Take care of your bike and it will run more reliably, more smoothly and even more quickly. Thus there are bike-specific cleansers for the frame and disc brakes, chain degreasers, frame polish and magic potions to re-lubricate the chain and plush the forks: as a result of all this pampering my back yard is akin to a luxury spa for bikes. 

I also seem to have acquired a staggering array of bike cleaning brushes – some ‘borrowed’ from my bathroom, including a toothbrush (not my current toothbrush, by the way) for the chain and a fan shaped make up powder brush that expertly sweeps away mud from hard to reach bearings (even my bike-mad husband looked a bit surprised when he saw me using that one).

And then there is the garden hose - set to ‘fine mist’ as one should NEVER - I repeat NEVER - jet wash a mountain bike – and, of course, the trusty bucket of hot water and a clean sponge.

A crime against glamour, a sensory haven reduced to the pitiful hovel of a woman who has LET HERSELF GO

As a result the cleansing ritual for my bike can take longer than the actual ride itself, especially when I add in a soothing soundtrack of whale music and a forty five minute essential oil massage (‘You carry a lot of tension in your front forks’).


Meanwhile, in my actual bathroom, there is something of a beauty crisis going on.

In my life BB (before bikes) and when I was a real life Beauty Editor I had baskets and baskets of beauty products to hand. Nothing was left to chance when it came to primping, preening and (attempting to) perfect my appearance: if it could be cleansed, toned, exfolitated or moisturised, I had the product for it. If it could be enhanced with make up, I had the palette - in several colour options.

And I’d forgotten what my nails looked like without polish.

Sadly these days you’ll struggle to find anything beyond shampoo and conditioner (two for one at Waitrose), toothpaste, deodorant and a rapidly drying out tube of mascara in my bathroom. It’s pitiful. A crime against glamour, a sensory haven reduced to the pitiful hovel of a woman who has LET HERSELF GO.

And all because of bicycles.

Did I want va-va voom or subtle refinement?

This weekend I found myself skulking into my local bike shop to purchase a can of Fork Juice (because it ‘reduces crud build up!’). After a nice chat about how well the trails were running (especially if you’re free of crud!) the bike shop owner enquired about what I had planned for the rest of the weekend.

‘I’m going to wash my bike’ I murmured, while instantly realising how pitiful sad I sounded.

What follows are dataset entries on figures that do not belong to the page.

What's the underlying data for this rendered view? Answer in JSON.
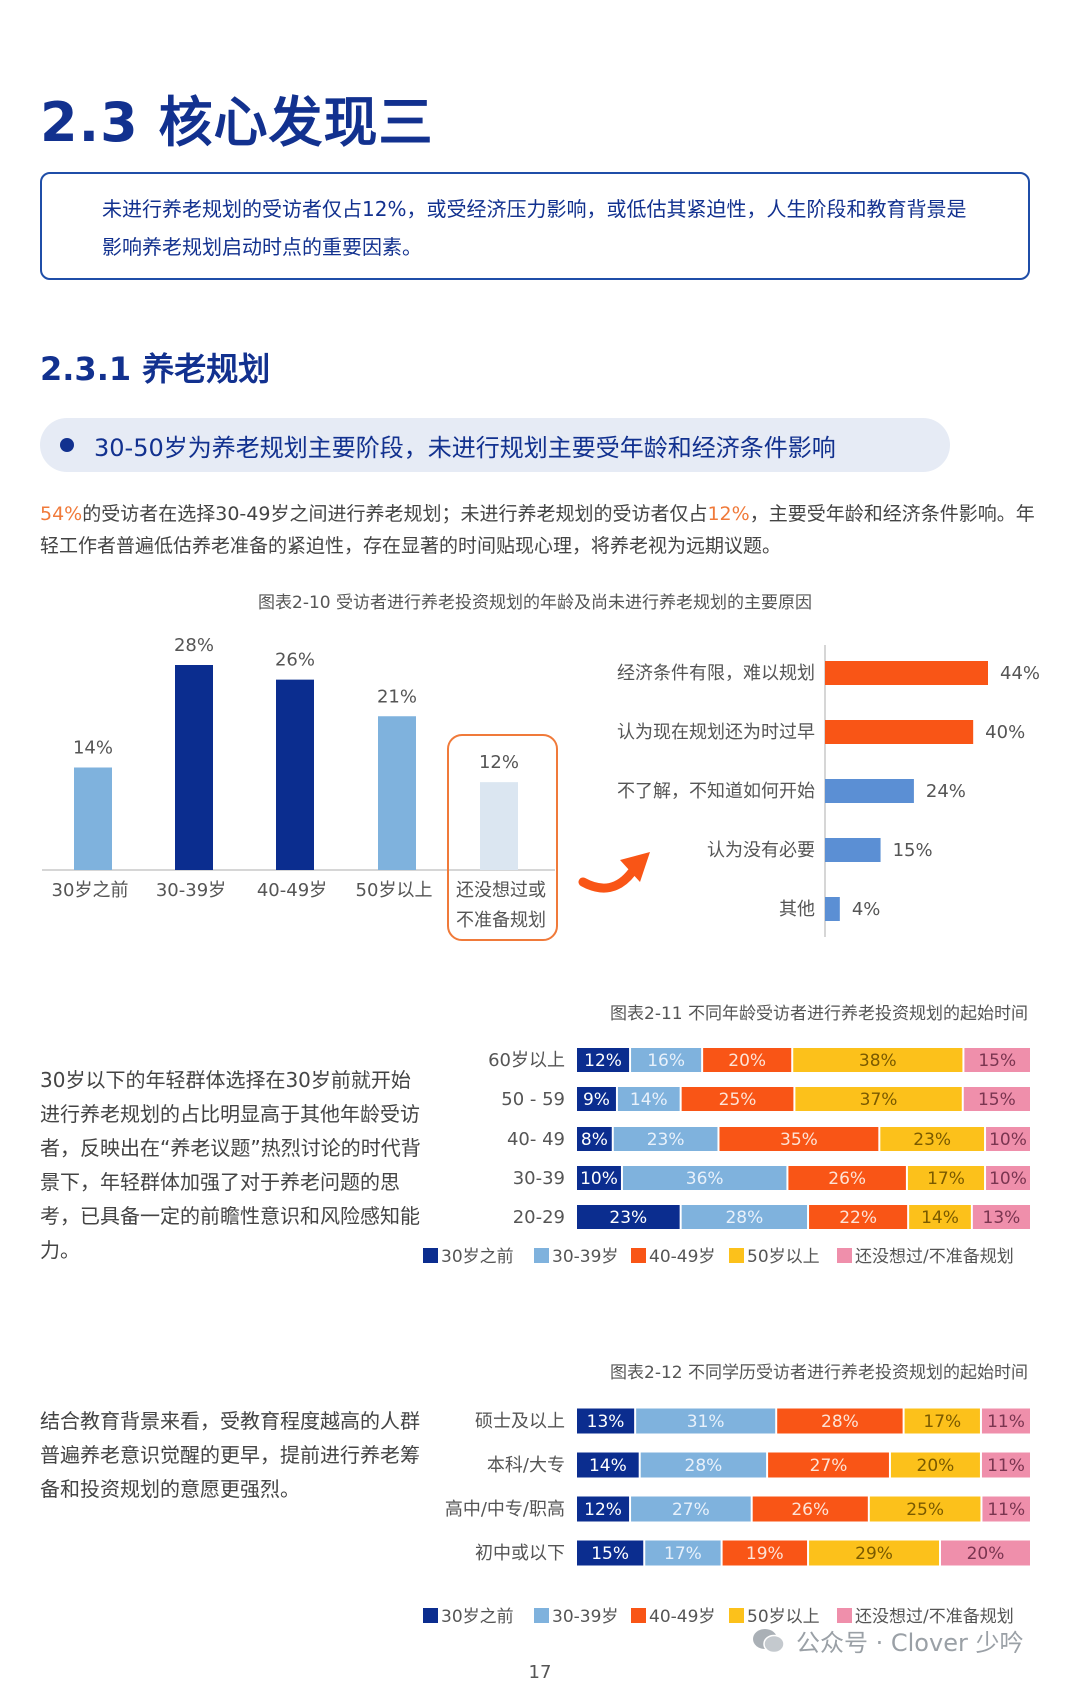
{
  "page": {
    "heading": "2.3 核心发现三",
    "callout": "未进行养老规划的受访者仅占12%，或受经济压力影响，或低估其紧迫性，人生阶段和教育背景是影响养老规划启动时点的重要因素。",
    "subheading": "2.3.1 养老规划",
    "highlight": "30-50岁为养老规划主要阶段，未进行规划主要受年龄和经济条件影响",
    "para": {
      "p1": "54%",
      "p2": "的受访者在选择30-49岁之间进行养老规划；未进行养老规划的受访者仅占",
      "p3": "12%",
      "p4": "，主要受年龄和经济条件影响。年轻工作者普遍低估养老准备的紧迫性，存在显著的时间贴现心理，将养老视为远期议题。"
    },
    "side_text_1": "30岁以下的年轻群体选择在30岁前就开始进行养老规划的占比明显高于其他年龄受访者，反映出在“养老议题”热烈讨论的时代背景下，年轻群体加强了对于养老问题的思考，已具备一定的前瞻性意识和风险感知能力。",
    "side_text_2": "结合教育背景来看，受教育程度越高的人群普遍养老意识觉醒的更早，提前进行养老筹备和投资规划的意愿更强烈。",
    "page_number": "17",
    "watermark": "公众号 · Clover 少吟"
  },
  "colors": {
    "navy": "#0b2d8f",
    "lightblue": "#7fb2dd",
    "orange": "#f95516",
    "yellow": "#fcc11b",
    "pink": "#ef8fab",
    "paleblue": "#dbe6f1",
    "midblue": "#5b8fd4"
  },
  "chart_data": [
    {
      "id": "fig2-10-left",
      "type": "bar",
      "title": "图表2-10 受访者进行养老投资规划的年龄及尚未进行养老规划的主要原因",
      "categories": [
        "30岁之前",
        "30-39岁",
        "40-49岁",
        "50岁以上",
        "还没想过或不准备规划"
      ],
      "values": [
        14,
        28,
        26,
        21,
        12
      ],
      "labels": [
        "14%",
        "28%",
        "26%",
        "21%",
        "12%"
      ],
      "ylim": [
        0,
        30
      ]
    },
    {
      "id": "fig2-10-right",
      "type": "bar",
      "orientation": "horizontal",
      "categories": [
        "经济条件有限，难以规划",
        "认为现在规划还为时过早",
        "不了解，不知道如何开始",
        "认为没有必要",
        "其他"
      ],
      "values": [
        44,
        40,
        24,
        15,
        4
      ],
      "labels": [
        "44%",
        "40%",
        "24%",
        "15%",
        "4%"
      ]
    },
    {
      "id": "fig2-11",
      "type": "bar",
      "stacked": true,
      "orientation": "horizontal",
      "title": "图表2-11 不同年龄受访者进行养老投资规划的起始时间",
      "categories": [
        "60岁以上",
        "50 - 59",
        "40- 49",
        "30-39",
        "20-29"
      ],
      "series": [
        {
          "name": "30岁之前",
          "values": [
            12,
            9,
            8,
            10,
            23
          ]
        },
        {
          "name": "30-39岁",
          "values": [
            16,
            14,
            23,
            36,
            28
          ]
        },
        {
          "name": "40-49岁",
          "values": [
            20,
            25,
            35,
            26,
            22
          ]
        },
        {
          "name": "50岁以上",
          "values": [
            38,
            37,
            23,
            17,
            14
          ]
        },
        {
          "name": "还没想过/不准备规划",
          "values": [
            15,
            15,
            10,
            10,
            13
          ]
        }
      ],
      "legend": "bottom"
    },
    {
      "id": "fig2-12",
      "type": "bar",
      "stacked": true,
      "orientation": "horizontal",
      "title": "图表2-12 不同学历受访者进行养老投资规划的起始时间",
      "categories": [
        "硕士及以上",
        "本科/大专",
        "高中/中专/职高",
        "初中或以下"
      ],
      "series": [
        {
          "name": "30岁之前",
          "values": [
            13,
            14,
            12,
            15
          ]
        },
        {
          "name": "30-39岁",
          "values": [
            31,
            28,
            27,
            17
          ]
        },
        {
          "name": "40-49岁",
          "values": [
            28,
            27,
            26,
            19
          ]
        },
        {
          "name": "50岁以上",
          "values": [
            17,
            20,
            25,
            29
          ]
        },
        {
          "name": "还没想过/不准备规划",
          "values": [
            11,
            11,
            11,
            20
          ]
        }
      ],
      "legend": "bottom"
    }
  ]
}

So I pulled myself together and quickly added “AND THEN I’M GOING TO HOUSE OF FRASER’. “Great idea” he said (and this from a man who owns a bike shop: do I really look that slovenly?).

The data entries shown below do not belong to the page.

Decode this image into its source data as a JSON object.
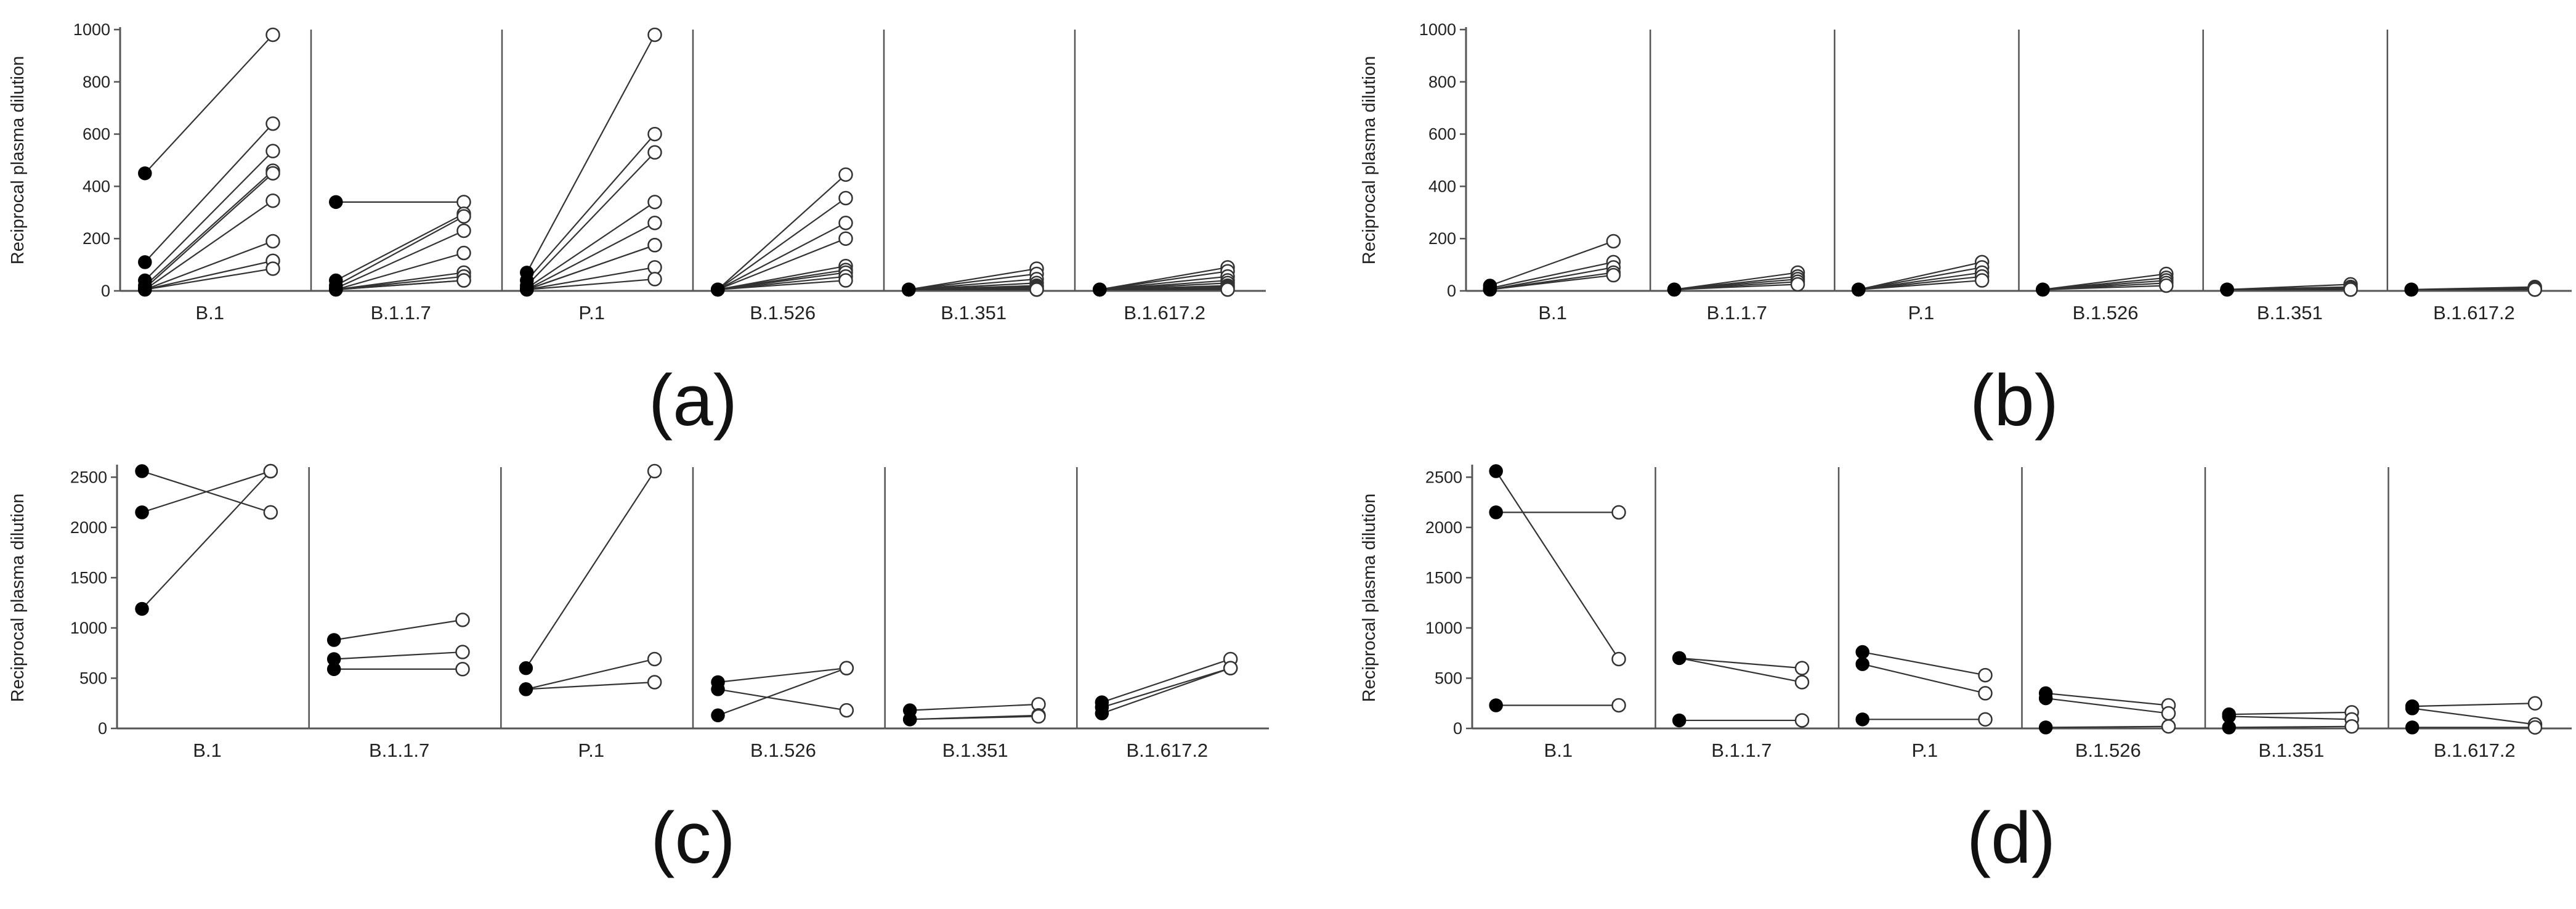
{
  "chart_data": [
    {
      "type": "line",
      "panel_label": "(a)",
      "ylabel": "Reciprocal plasma dilution",
      "ylim": [
        0,
        1000
      ],
      "yticks": [
        0,
        200,
        400,
        600,
        800,
        1000
      ],
      "categories": [
        "B.1",
        "B.1.1.7",
        "P.1",
        "B.1.526",
        "B.1.351",
        "B.1.617.2"
      ],
      "pairs": [
        [
          [
            450,
            980
          ],
          [
            110,
            640
          ],
          [
            40,
            535
          ],
          [
            20,
            460
          ],
          [
            10,
            450
          ],
          [
            5,
            345
          ],
          [
            5,
            190
          ],
          [
            5,
            115
          ],
          [
            5,
            85
          ]
        ],
        [
          [
            340,
            340
          ],
          [
            40,
            295
          ],
          [
            20,
            285
          ],
          [
            10,
            230
          ],
          [
            5,
            145
          ],
          [
            5,
            70
          ],
          [
            5,
            55
          ],
          [
            5,
            40
          ],
          [
            5,
            40
          ]
        ],
        [
          [
            70,
            980
          ],
          [
            40,
            600
          ],
          [
            20,
            530
          ],
          [
            10,
            340
          ],
          [
            5,
            260
          ],
          [
            5,
            175
          ],
          [
            5,
            175
          ],
          [
            5,
            90
          ],
          [
            5,
            45
          ]
        ],
        [
          [
            5,
            445
          ],
          [
            5,
            355
          ],
          [
            5,
            260
          ],
          [
            5,
            200
          ],
          [
            5,
            95
          ],
          [
            5,
            80
          ],
          [
            5,
            70
          ],
          [
            5,
            55
          ],
          [
            5,
            40
          ]
        ],
        [
          [
            5,
            85
          ],
          [
            5,
            65
          ],
          [
            5,
            45
          ],
          [
            5,
            30
          ],
          [
            5,
            20
          ],
          [
            5,
            15
          ],
          [
            5,
            10
          ],
          [
            5,
            5
          ],
          [
            5,
            5
          ]
        ],
        [
          [
            5,
            90
          ],
          [
            5,
            75
          ],
          [
            5,
            55
          ],
          [
            5,
            40
          ],
          [
            5,
            30
          ],
          [
            5,
            20
          ],
          [
            5,
            15
          ],
          [
            5,
            10
          ],
          [
            5,
            5
          ]
        ]
      ]
    },
    {
      "type": "line",
      "panel_label": "(b)",
      "ylabel": "Reciprocal plasma dilution",
      "ylim": [
        0,
        1000
      ],
      "yticks": [
        0,
        200,
        400,
        600,
        800,
        1000
      ],
      "categories": [
        "B.1",
        "B.1.1.7",
        "P.1",
        "B.1.526",
        "B.1.351",
        "B.1.617.2"
      ],
      "pairs": [
        [
          [
            20,
            190
          ],
          [
            10,
            110
          ],
          [
            5,
            90
          ],
          [
            5,
            70
          ],
          [
            5,
            60
          ]
        ],
        [
          [
            5,
            70
          ],
          [
            5,
            55
          ],
          [
            5,
            45
          ],
          [
            5,
            35
          ],
          [
            5,
            25
          ]
        ],
        [
          [
            5,
            110
          ],
          [
            5,
            90
          ],
          [
            5,
            70
          ],
          [
            5,
            55
          ],
          [
            5,
            40
          ]
        ],
        [
          [
            5,
            65
          ],
          [
            5,
            50
          ],
          [
            5,
            40
          ],
          [
            5,
            30
          ],
          [
            5,
            20
          ]
        ],
        [
          [
            5,
            25
          ],
          [
            5,
            15
          ],
          [
            5,
            10
          ],
          [
            5,
            5
          ],
          [
            5,
            5
          ]
        ],
        [
          [
            5,
            15
          ],
          [
            5,
            10
          ],
          [
            5,
            5
          ],
          [
            5,
            5
          ],
          [
            5,
            5
          ]
        ]
      ]
    },
    {
      "type": "line",
      "panel_label": "(c)",
      "ylabel": "Reciprocal plasma dilution",
      "ylim": [
        0,
        2600
      ],
      "yticks": [
        0,
        500,
        1000,
        1500,
        2000,
        2500
      ],
      "categories": [
        "B.1",
        "B.1.1.7",
        "P.1",
        "B.1.526",
        "B.1.351",
        "B.1.617.2"
      ],
      "pairs": [
        [
          [
            2560,
            2150
          ],
          [
            2150,
            2560
          ],
          [
            1190,
            2560
          ]
        ],
        [
          [
            880,
            1080
          ],
          [
            690,
            760
          ],
          [
            590,
            590
          ]
        ],
        [
          [
            600,
            2560
          ],
          [
            390,
            690
          ],
          [
            390,
            460
          ]
        ],
        [
          [
            460,
            600
          ],
          [
            390,
            180
          ],
          [
            130,
            600
          ]
        ],
        [
          [
            180,
            240
          ],
          [
            90,
            130
          ],
          [
            90,
            120
          ]
        ],
        [
          [
            260,
            690
          ],
          [
            210,
            600
          ],
          [
            150,
            600
          ]
        ]
      ]
    },
    {
      "type": "line",
      "panel_label": "(d)",
      "ylabel": "Reciprocal plasma dilution",
      "ylim": [
        0,
        2600
      ],
      "yticks": [
        0,
        500,
        1000,
        1500,
        2000,
        2500
      ],
      "categories": [
        "B.1",
        "B.1.1.7",
        "P.1",
        "B.1.526",
        "B.1.351",
        "B.1.617.2"
      ],
      "pairs": [
        [
          [
            2560,
            690
          ],
          [
            2150,
            2150
          ],
          [
            230,
            230
          ]
        ],
        [
          [
            700,
            600
          ],
          [
            700,
            460
          ],
          [
            80,
            80
          ]
        ],
        [
          [
            760,
            530
          ],
          [
            640,
            350
          ],
          [
            90,
            90
          ]
        ],
        [
          [
            350,
            230
          ],
          [
            300,
            150
          ],
          [
            10,
            20
          ]
        ],
        [
          [
            140,
            160
          ],
          [
            120,
            90
          ],
          [
            10,
            20
          ]
        ],
        [
          [
            220,
            250
          ],
          [
            200,
            40
          ],
          [
            10,
            10
          ]
        ]
      ]
    }
  ]
}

Hours later I was in a department store Beauty Hall pondering the relative merits of mascara formulations and brush technology.

Did I want to lengthen or lift my lashes?

Was I looking to volumise or define them?

Did I want va-va voom or subtle refinement?

Who knew there could be so many questions to answer in the world of lash enhancement. I was tempted to make a witty comment about the build up of crud (oh how flat that would have fallen) when I spotted the perfect mascara for me: ‘Free Rollin – Roller Lash Mascara Set’ by Benefit Cosmetics. Wow! Who could resist the opportunity to roll freely?

Having convinced myself that, with a name like this, it cannot fail to make me faster on my bike I headed for home, blinking like Bambi under the weight of my newly transformed lashes.

It’ll make all the difference: I’m completely convinced.